Theodore Melfi’s script, co-written by Allison  Schroeder, does not accomplish much in terms of originality or drama.  It’s certainly praiseworthy for covering a truly “hidden” chapter of American history, but it does not depict the events in a way that’s particularly novel or challenging.  The film has the structure of a warm dramedy, difficulties that stand in each woman’s way are overcome handily, and there are several laughs and moments of lightheartedness to counter the cruelty and insults that the women face from their white counterparts.

All this said, the film is carried by a superb lead turn by Taraji P. Henson, who elevates the film’s dialogue with her courageous, tear-inducing performance.  Henson’s Katherine is vulnerable, but she’s too intelligent and headstrong to not achieve, even when faced with constant adversity.

Delivering her usual strong work in a secondary role, Octavia Spencer breathes life into Dorothy Vaughan as a cunning and caring leader, who looks out for the girls in the “colored computers” department as much as she does herself.  Singer turned actress Janelle Monae holds her own amongst her acclaimed co-starts as the spunky Mary Jackson, and Kevin Costner gives a typically solid turn as Al Harrison, who serves as a moral compass among bigots.

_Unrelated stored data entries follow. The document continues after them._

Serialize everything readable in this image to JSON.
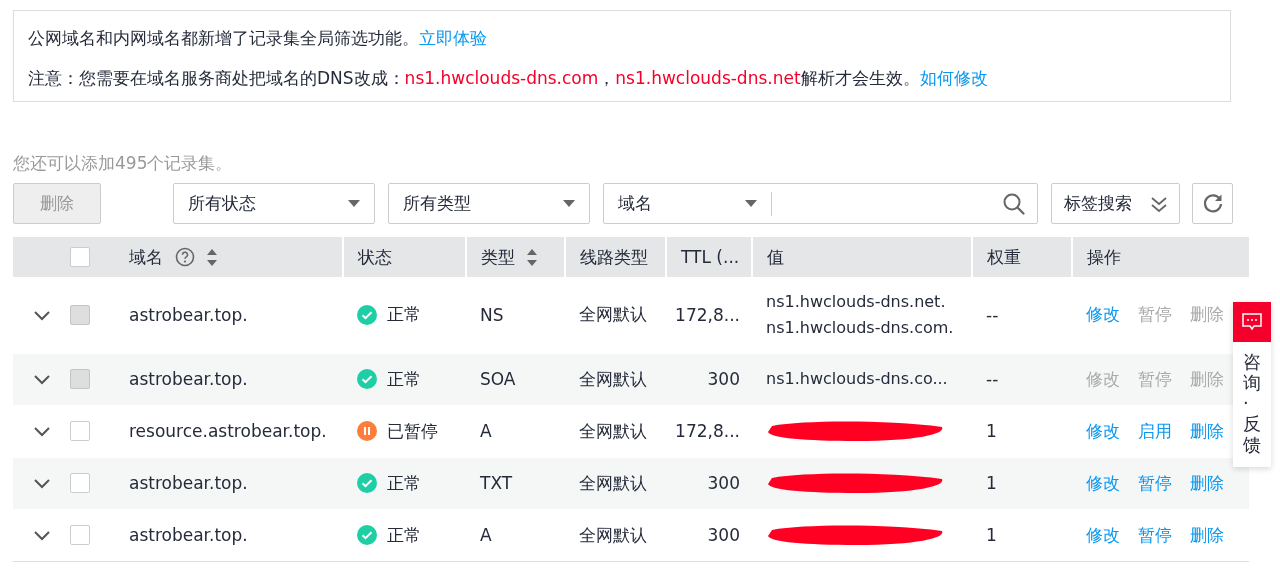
{
  "notice": {
    "line1": "公网域名和内网域名都新增了记录集全局筛选功能。",
    "line1_link": "立即体验",
    "line2_prefix": "注意：您需要在域名服务商处把域名的DNS改成：",
    "ns1": "ns1.hwclouds-dns.com",
    "separator": "，",
    "ns2": "ns1.hwclouds-dns.net",
    "line2_suffix": "解析才会生效。",
    "line2_link": "如何修改"
  },
  "quota_text": "您还可以添加495个记录集。",
  "toolbar": {
    "delete_button": {
      "label": "删除",
      "disabled": true
    },
    "status_filter": "所有状态",
    "type_filter": "所有类型",
    "search_field_select": "域名",
    "tag_search": "标签搜索"
  },
  "table": {
    "select_all": {
      "checked": false
    },
    "columns": [
      {
        "label": "域名",
        "help": true,
        "sortable": true
      },
      {
        "label": "状态",
        "help": false,
        "sortable": false
      },
      {
        "label": "类型",
        "help": false,
        "sortable": true
      },
      {
        "label": "线路类型",
        "help": false,
        "sortable": false
      },
      {
        "label": "TTL (...",
        "help": false,
        "sortable": false
      },
      {
        "label": "值",
        "help": false,
        "sortable": false
      },
      {
        "label": "权重",
        "help": false,
        "sortable": false
      },
      {
        "label": "操作",
        "help": false,
        "sortable": false
      }
    ],
    "rows": [
      {
        "checked": false,
        "disabled": true,
        "domain": "astrobear.top.",
        "status": {
          "kind": "normal",
          "label": "正常"
        },
        "type": "NS",
        "line": "全网默认",
        "ttl": "172,8...",
        "value": {
          "kind": "text",
          "lines": [
            "ns1.hwclouds-dns.net.",
            "ns1.hwclouds-dns.com."
          ]
        },
        "weight": "--",
        "actions": [
          {
            "label": "修改",
            "disabled": false
          },
          {
            "label": "暂停",
            "disabled": true
          },
          {
            "label": "删除",
            "disabled": true
          }
        ]
      },
      {
        "checked": false,
        "disabled": true,
        "domain": "astrobear.top.",
        "status": {
          "kind": "normal",
          "label": "正常"
        },
        "type": "SOA",
        "line": "全网默认",
        "ttl": "300",
        "value": {
          "kind": "text",
          "lines": [
            "ns1.hwclouds-dns.co..."
          ]
        },
        "weight": "--",
        "actions": [
          {
            "label": "修改",
            "disabled": true
          },
          {
            "label": "暂停",
            "disabled": true
          },
          {
            "label": "删除",
            "disabled": true
          }
        ]
      },
      {
        "checked": false,
        "disabled": false,
        "domain": "resource.astrobear.top.",
        "status": {
          "kind": "paused",
          "label": "已暂停"
        },
        "type": "A",
        "line": "全网默认",
        "ttl": "172,8...",
        "value": {
          "kind": "redacted"
        },
        "weight": "1",
        "actions": [
          {
            "label": "修改",
            "disabled": false
          },
          {
            "label": "启用",
            "disabled": false
          },
          {
            "label": "删除",
            "disabled": false
          }
        ]
      },
      {
        "checked": false,
        "disabled": false,
        "domain": "astrobear.top.",
        "status": {
          "kind": "normal",
          "label": "正常"
        },
        "type": "TXT",
        "line": "全网默认",
        "ttl": "300",
        "value": {
          "kind": "redacted"
        },
        "weight": "1",
        "actions": [
          {
            "label": "修改",
            "disabled": false
          },
          {
            "label": "暂停",
            "disabled": false
          },
          {
            "label": "删除",
            "disabled": false
          }
        ]
      },
      {
        "checked": false,
        "disabled": false,
        "domain": "astrobear.top.",
        "status": {
          "kind": "normal",
          "label": "正常"
        },
        "type": "A",
        "line": "全网默认",
        "ttl": "300",
        "value": {
          "kind": "redacted"
        },
        "weight": "1",
        "actions": [
          {
            "label": "修改",
            "disabled": false
          },
          {
            "label": "暂停",
            "disabled": false
          },
          {
            "label": "删除",
            "disabled": false
          }
        ]
      }
    ]
  },
  "feedback": {
    "label": "咨询·反馈"
  }
}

While Hidden Figures can move a bit slow at times, and indeed has much more math speak than you’d expect, it’s a solid film that gives audiences a worthwhile message.  Its PG-rating makes it a solid and educational movie for the little ones, and the film’s standout performances make it worth the trip for adults.  The beats and conflicts here are well-worn, and the film almost pays as much homage to John Glenn (played here by Glen Powell) as the “hidden figures” themselves, but the lessons this film conveys are as relevant now as they were in 1961.